From statistical quantities, the entropy for the joint probability density with ${\zeta }_{th}(t)$ as $h\to 1/2$ is the same value as that for the joint probability density with ${\zeta }_{ac}(t)$ in $t>>\tau$ and $\tau =0$.

(4)

The combined entropy for the joint probability density with ${\zeta }_{th}(t)$ is larger than that for the joint probability density with ${\zeta }_{ac}(t)$ in each time domain. In Table 3, the combined entropy of displacement and velocity follows a scaling behavior of $\ln t^{(4h+4)}$ in the time regime $t\gg \tau$, where the scaling exponent $h$ lies in the range $1/2<h<1$. Since the combined entropy maintains functional dependence, $\ln t^{(4h+2)}$, in the other regimes ($t\gg \tau$ and $\tau =0$), comparison among these regimes indicates that the system in the $t\gg \tau$ region reaches equilibrium more rapidly. This result suggests that the long-time dynamics are dominated by a faster relaxation toward equilibrium despite the identical entropy scaling form.

(5)

For $h\to 1$, the displacement non-Gaussian parameter $K_x$ for the joint probability density with ${\zeta }_{ac}(t)$ is the same value proportional to time $t^{-8}$ as that for the joint probability density with ${\zeta }_{ac}(t)$ in $t<<\tau$. The velocity non-Gaussian parameter $K_v$ for the joint probability density with ${\zeta }_{ac}(t)$ is also the same value proportional to time $t^{-3}$ as that for the joint probability density with ${\zeta }_{ac}(t)$ for $h\to 1/2$ in $\tau =0$. In Table 1, Table 2, Table 3 and Table 4, as the non-Gaussian parameter increases, the distribution exhibits heavier tails and stronger deviations from Gaussian behavior. Such behavior typically appears in the time regime $t\ll \tau$ for $x_{th}(t)$, $v_{th}(t)$ and $x_{ac}(t)$, $v_{ac}(t)$. In contrast, for $t\gg \tau$ and at $\tau =0$, the non-Gaussian parameters of $x_{th}(t)$, $v_{th}\left(t\right),$ and $x_{ac}(t)$, $v_{ac}(t)$ correspond to flatter central regions and shorter tails, indicating light-tailed distributions.

(6)

Moments for an active Brownian particle in a harmonic trap with thermal noise in the limits of $t>>\tau$ and for $\tau =0$ scale with $t^{4h+2}$, consistent with our calculation result.

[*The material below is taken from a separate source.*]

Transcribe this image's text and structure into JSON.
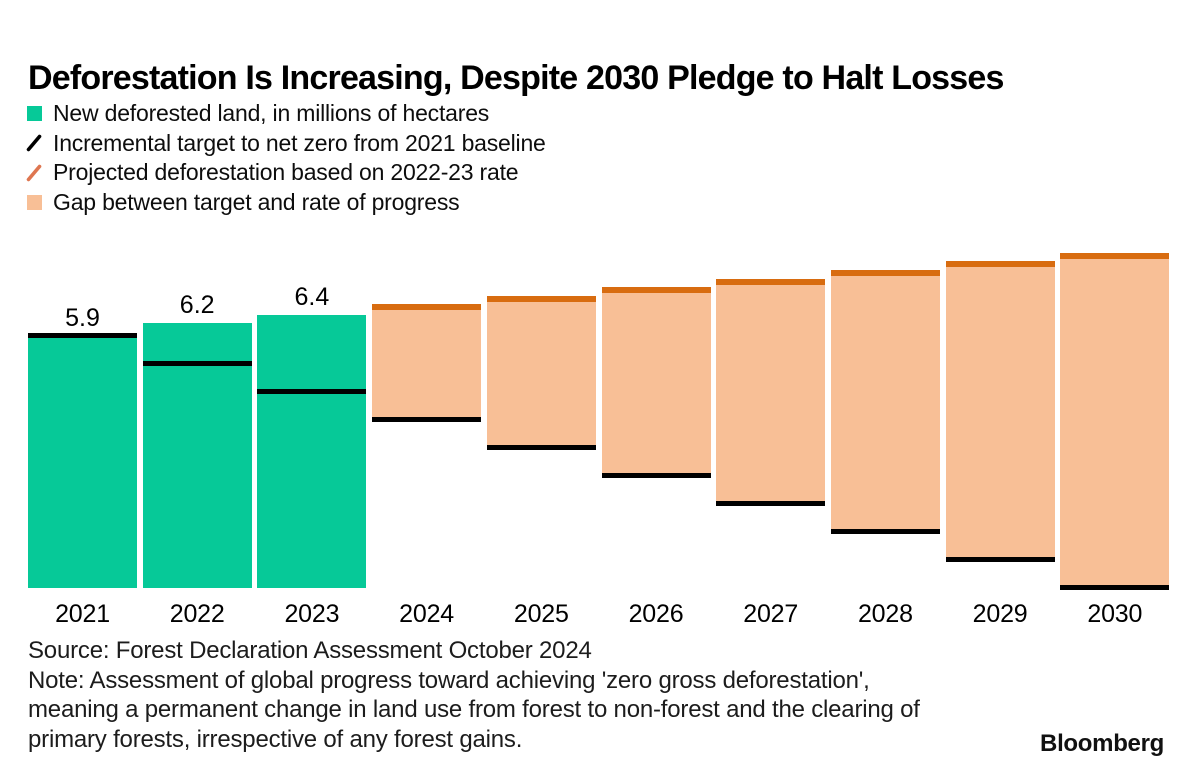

The formal approach of our study shares similarities with analytical frameworks, but extends them in several important aspects. We particularly addressed the roles of active noise, the non-Gaussian parameter, and entropy aspects that have not been sufficiently analyzed in previous studies. Moreover, we hope that the present results provide new physical insights into the mechanisms of transition kinetics, fractional diffusion, and the suppression of rare events. Future work combining theoretical [36,37,38,39], computational [40,41,42,43], and experimental approaches can clarify how inertial effects, finite correlation times, and non-Gaussian statistics influence transport and stability in active matter. The methodology developed here offers a versatile framework applicable to generalized stochastic systems, anomalous diffusion, and self-propelled particle dynamics in complex environments, such as shear flows [44,45]. Interdisciplinary extensions of this work are expected to deepen our understanding of noise-driven processes in fractional active and nonequilibrium systems [46,47,48,49].